Volume XII. The Romantic Revival.

XI. Lesser Novelists

§ 1. Susan Edmonstone Ferrier

JANE AUSTEN did not found any school; and her artistic strictness is not shown by any of her contemporaries or immediate successors. Several among them, especially women writers, took advantage of the new fields which she had opened to fiction; but, in most cases, the influence of the earlier and less regular novel isevident, and perhaps the influence of a period full of contrasts and extremes. In the novels of Susan Edmonstone Ferrier there is something of the rough sarcasm of Smollett, mingled with a strong didactic flavour and with occasional displays of sentiment that may be due to Mackenzie. To her personal friend Scott, she may have owed something in her studies of Scottish life, but Maria Edgeworth was her principal model. Her first novel, Marriage, was written in 1810, though it was not published till 1818, when it appeared anonymously. Marriage is full of vigorous work. The studies of the highland family into which an English lady of aristocratic birth and selfish temper marries by elopement are spirited and humorous; but the story rambles on through a good many years; and the character of Lady Juliana, poor, proud and worldly, is but a thin thread on which to hang the tale of three generations. The Inheritance, published in 1824, has more unity. Destiny, published in 1831, is chiefly remarkable for the character of McDow, the minister. To compare McDow with Mr. Collins is to see the difference between Jane Austen and Susan Ferrier; but the latter, with her coarse workmanship succeeds in achieving a picture full of humour. The novel becomes very sentimental and strained towards the close, a criticism which, also, holds true of The Inheritance; but Susan Ferrier was a novelist of power, whose work is still fresh and interesting.

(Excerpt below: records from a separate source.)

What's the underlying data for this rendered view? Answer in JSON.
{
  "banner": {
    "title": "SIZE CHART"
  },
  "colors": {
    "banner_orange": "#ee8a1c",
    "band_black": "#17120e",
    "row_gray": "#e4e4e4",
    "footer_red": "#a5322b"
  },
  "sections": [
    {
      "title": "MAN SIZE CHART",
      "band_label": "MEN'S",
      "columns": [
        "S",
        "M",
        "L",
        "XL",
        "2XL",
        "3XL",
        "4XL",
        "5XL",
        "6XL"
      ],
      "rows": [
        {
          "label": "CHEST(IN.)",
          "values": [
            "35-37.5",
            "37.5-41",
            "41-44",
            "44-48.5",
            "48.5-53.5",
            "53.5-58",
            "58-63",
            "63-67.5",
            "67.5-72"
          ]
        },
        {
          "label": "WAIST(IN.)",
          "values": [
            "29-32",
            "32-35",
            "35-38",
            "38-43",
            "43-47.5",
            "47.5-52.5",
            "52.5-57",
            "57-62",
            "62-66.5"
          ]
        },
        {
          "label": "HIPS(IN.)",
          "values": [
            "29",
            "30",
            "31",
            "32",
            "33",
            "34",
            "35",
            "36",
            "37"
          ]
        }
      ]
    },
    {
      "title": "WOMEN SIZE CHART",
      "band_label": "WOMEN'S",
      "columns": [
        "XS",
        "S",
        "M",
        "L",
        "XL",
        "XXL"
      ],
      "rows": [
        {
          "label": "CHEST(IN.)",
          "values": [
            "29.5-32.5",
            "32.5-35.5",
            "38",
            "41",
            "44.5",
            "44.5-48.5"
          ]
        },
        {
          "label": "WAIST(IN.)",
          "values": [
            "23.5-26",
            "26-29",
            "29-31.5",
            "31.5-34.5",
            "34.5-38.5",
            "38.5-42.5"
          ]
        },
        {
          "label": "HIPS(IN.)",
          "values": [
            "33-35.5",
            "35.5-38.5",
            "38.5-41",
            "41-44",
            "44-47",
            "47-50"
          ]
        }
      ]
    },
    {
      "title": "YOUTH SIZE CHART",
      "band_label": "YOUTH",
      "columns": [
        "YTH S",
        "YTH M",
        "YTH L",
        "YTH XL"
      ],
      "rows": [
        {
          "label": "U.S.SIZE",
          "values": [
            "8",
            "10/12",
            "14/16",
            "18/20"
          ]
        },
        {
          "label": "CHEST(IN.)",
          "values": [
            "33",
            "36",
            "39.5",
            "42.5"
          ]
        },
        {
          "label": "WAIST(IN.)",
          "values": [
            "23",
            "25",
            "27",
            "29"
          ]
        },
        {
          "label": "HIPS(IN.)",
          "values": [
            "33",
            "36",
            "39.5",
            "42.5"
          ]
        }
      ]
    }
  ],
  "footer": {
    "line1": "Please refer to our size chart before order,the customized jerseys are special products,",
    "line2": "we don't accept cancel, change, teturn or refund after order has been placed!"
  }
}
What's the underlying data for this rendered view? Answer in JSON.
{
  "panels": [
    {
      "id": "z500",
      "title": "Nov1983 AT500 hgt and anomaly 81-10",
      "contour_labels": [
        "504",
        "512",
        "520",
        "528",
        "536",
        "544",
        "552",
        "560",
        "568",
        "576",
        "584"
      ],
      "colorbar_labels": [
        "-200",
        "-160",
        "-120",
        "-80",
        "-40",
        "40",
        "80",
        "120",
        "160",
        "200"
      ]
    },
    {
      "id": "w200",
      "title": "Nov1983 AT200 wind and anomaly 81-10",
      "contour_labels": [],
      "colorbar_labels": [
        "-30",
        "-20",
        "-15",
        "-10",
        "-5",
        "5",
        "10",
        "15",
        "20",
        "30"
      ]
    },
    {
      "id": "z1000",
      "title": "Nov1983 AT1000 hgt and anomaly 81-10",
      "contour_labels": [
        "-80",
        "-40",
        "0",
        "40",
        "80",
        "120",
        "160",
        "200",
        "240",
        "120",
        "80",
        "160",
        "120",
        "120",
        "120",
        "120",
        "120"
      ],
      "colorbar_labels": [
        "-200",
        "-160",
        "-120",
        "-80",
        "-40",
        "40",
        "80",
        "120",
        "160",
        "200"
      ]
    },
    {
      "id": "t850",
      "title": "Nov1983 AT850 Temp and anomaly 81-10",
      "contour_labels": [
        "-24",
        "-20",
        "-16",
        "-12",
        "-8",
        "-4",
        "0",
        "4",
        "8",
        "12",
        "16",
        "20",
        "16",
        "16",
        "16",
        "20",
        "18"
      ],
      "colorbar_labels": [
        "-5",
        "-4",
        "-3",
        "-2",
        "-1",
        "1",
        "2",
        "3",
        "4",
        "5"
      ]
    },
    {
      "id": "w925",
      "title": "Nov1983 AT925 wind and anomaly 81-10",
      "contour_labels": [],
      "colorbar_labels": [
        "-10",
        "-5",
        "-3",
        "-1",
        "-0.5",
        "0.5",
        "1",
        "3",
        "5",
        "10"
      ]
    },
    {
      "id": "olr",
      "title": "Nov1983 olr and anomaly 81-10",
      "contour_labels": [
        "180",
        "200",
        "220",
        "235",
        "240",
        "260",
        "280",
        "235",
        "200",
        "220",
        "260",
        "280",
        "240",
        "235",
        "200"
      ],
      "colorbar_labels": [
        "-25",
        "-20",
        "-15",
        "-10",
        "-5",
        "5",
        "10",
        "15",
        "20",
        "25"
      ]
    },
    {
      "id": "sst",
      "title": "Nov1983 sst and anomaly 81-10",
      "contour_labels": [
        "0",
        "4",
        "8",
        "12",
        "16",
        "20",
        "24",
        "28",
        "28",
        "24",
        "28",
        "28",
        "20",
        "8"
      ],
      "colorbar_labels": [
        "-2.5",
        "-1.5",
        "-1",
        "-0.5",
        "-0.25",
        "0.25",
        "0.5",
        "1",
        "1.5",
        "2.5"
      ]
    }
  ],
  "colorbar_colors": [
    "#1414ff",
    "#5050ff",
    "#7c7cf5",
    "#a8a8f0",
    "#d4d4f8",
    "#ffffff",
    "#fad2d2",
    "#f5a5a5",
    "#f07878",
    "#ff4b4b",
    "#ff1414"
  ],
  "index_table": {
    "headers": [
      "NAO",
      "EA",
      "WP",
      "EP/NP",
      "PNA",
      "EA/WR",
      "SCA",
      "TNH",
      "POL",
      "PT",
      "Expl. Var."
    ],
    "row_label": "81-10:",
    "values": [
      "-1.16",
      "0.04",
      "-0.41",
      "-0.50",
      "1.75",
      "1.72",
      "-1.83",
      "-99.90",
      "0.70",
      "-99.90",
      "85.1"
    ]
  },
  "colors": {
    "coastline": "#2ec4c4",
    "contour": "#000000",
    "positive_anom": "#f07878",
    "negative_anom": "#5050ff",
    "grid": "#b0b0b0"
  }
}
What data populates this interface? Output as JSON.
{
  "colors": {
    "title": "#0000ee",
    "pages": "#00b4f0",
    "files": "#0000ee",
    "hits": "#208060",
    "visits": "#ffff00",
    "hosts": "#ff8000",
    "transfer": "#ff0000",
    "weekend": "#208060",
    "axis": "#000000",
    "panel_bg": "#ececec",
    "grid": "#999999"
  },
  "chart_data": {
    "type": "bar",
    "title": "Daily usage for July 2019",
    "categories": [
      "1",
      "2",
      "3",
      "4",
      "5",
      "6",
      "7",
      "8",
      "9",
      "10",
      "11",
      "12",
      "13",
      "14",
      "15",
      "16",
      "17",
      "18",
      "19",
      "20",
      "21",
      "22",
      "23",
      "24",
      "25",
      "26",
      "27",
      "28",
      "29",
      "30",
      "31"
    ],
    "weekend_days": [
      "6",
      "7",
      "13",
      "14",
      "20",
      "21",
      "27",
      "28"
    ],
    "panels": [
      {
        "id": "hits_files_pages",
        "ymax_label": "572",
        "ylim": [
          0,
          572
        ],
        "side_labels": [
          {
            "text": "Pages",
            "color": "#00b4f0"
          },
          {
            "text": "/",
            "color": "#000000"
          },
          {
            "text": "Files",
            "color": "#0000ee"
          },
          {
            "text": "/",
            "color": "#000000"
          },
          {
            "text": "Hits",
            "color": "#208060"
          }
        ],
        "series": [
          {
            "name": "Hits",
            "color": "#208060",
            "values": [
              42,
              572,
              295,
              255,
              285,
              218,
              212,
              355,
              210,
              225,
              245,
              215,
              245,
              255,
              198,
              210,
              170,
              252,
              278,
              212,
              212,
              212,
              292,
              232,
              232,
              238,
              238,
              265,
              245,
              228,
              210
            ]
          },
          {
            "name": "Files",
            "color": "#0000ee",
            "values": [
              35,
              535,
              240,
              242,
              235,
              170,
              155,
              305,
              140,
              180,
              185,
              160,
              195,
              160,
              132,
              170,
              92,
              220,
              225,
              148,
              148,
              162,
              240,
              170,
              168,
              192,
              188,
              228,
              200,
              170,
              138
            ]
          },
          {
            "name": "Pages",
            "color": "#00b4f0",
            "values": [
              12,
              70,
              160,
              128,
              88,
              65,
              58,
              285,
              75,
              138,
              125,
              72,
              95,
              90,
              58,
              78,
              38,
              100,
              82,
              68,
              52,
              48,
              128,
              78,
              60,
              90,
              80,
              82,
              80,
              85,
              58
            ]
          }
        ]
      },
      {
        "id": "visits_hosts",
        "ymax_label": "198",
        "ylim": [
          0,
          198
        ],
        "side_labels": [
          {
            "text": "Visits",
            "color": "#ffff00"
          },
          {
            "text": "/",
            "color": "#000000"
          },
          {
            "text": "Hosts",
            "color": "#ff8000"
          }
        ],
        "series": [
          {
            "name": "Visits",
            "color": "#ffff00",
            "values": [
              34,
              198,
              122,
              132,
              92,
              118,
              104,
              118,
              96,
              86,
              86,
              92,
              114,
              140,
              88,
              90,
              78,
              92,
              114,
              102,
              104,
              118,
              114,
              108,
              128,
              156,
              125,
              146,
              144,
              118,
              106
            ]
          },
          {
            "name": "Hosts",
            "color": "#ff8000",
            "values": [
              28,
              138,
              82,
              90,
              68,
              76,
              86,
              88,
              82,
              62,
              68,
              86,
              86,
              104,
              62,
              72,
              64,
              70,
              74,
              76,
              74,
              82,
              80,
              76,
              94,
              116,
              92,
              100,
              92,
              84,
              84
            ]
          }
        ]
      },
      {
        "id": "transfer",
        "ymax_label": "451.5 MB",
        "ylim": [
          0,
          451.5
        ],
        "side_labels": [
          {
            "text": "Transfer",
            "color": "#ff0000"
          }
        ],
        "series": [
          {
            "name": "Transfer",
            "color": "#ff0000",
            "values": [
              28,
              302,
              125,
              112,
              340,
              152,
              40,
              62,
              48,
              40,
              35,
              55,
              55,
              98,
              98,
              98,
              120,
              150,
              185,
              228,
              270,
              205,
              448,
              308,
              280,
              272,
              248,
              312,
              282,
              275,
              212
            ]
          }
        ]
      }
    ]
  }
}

Coarse as her workmanship may be compared with that of Jane Austen, it is refined and delicate by the side of that of a remarkable woman, Frances, the mother of Anthony and Augustus, Trollope. Mrs. Trollope’s best work was done in middle-age and may be found in two novels, The Vicar of Wrexhill (1837) and The Widow Barnaby (1838). The Vicar of Wrexhill is a book of virulent malignity, in which the chief character is a clergyman of evangelical beliefs. He is licentious, suave, cold and cruel; and the force with which his vices are shown to be mingled with his religion could only have been displayed by a novelist of courageous and powerful mind. Be the character possible or impossible, it is throughout credible in the reading; and Mrs. Trollope never permits her reader to escape from the terror which the man and his deeds arouse. The Widow Barnaby is written in more humorous mood. The chief character is the buxom widow of a country apothecary, who poses as a woman of fortune. Vulgar, selfish and cruel, she is still a source of constant delight to readers who have stomached coarser things in Smollett. Rough as Mrs. Trollope’s work is, and crude, especially in the drawing of minor characters, her power and her directness remain unmatched by any English author of her sex, save Aphra Behn.